Reduce sodium (salt), increase potassium. Research shows that eating less than 2,300 milligrams of sodium (about 1 tsp of salt) per day may reduce the risk of high blood pressure. Most of the sodium people eat comes from processed foods, not from the saltshaker. Also look for foods high in potassium, which counteracts some of sodium's effects on blood pressure.

Play it safe with food.

Know how to prepare, handle, and store food safely to keep you and your family safe:
  • Clean hands, food-contact surfaces, fruits, and vegetables. To avoid spreading bacteria to other foods, meat and poultry should not be washed or rinsed.
  • Separate raw, cooked, and ready-to-eat foods while shopping, preparing, or storing.
  • Cook meat, poultry, and fish to safe internal temperatures to kill microorganisms.
  • Chill perishable foods promptly and thaw foods properly.

About alcohol.

If you choose to drink alcohol, do so in moderation. Moderate drinking means up to 1 drink a day for women and up to 2 drinks for men.

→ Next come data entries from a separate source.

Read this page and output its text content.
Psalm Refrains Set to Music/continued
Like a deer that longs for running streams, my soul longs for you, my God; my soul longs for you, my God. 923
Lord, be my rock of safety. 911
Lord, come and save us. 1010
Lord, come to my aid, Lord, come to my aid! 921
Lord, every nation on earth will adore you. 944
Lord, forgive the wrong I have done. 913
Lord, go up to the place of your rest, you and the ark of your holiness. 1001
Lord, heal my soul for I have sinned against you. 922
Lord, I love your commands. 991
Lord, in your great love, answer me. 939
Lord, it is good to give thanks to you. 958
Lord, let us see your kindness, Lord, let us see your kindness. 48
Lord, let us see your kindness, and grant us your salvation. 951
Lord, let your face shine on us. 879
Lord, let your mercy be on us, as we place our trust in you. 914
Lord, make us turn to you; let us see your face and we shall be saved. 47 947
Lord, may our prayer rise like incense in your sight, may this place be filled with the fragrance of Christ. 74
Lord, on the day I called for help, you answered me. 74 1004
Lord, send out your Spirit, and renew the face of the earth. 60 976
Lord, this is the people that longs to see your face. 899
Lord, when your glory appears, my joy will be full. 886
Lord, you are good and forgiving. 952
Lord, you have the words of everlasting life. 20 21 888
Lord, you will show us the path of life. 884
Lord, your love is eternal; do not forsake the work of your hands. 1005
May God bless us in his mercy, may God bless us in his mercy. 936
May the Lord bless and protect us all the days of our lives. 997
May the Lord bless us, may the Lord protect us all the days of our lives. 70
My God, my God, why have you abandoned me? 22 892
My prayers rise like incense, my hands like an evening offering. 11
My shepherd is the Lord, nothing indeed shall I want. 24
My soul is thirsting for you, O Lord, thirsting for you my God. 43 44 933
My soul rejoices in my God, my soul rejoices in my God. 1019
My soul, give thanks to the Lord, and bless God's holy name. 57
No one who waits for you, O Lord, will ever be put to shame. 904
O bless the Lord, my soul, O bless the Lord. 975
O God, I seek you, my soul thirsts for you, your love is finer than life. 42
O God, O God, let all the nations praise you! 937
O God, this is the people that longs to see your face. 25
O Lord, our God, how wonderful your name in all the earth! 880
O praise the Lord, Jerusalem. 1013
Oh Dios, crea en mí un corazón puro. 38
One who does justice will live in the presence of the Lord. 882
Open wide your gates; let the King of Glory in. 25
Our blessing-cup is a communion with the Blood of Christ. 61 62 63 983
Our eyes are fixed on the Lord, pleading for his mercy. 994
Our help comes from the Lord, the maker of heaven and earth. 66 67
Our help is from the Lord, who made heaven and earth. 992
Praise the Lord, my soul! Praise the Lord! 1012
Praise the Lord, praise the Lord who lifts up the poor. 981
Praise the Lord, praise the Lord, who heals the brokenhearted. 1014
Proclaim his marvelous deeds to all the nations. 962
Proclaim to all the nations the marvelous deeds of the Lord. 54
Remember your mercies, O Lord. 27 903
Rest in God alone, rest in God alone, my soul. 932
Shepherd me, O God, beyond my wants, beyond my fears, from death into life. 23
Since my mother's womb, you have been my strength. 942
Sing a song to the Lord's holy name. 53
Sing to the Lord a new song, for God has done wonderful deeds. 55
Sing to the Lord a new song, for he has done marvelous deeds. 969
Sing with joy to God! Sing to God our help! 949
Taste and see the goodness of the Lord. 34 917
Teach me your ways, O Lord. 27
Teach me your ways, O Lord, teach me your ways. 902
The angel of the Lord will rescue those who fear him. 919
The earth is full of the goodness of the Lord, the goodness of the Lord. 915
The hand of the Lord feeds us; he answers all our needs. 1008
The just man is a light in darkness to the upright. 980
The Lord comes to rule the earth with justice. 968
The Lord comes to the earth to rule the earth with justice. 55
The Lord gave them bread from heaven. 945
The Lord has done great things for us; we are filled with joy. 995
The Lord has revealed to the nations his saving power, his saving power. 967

Twelve ounces of regular beer, 5 ounces of wine, or 1½ ounces of 80-proof distilled spirits count as a drink for purposes of explaining moderation. Remember that alcoholic beverages have calories but are low in nutritional value.

Generally, anything more than moderate drinking can be harmful to your health. And some people, or people in certain situations, shouldn't drink at all. If you have questions or concerns, talk to your doctor or healthcare provider.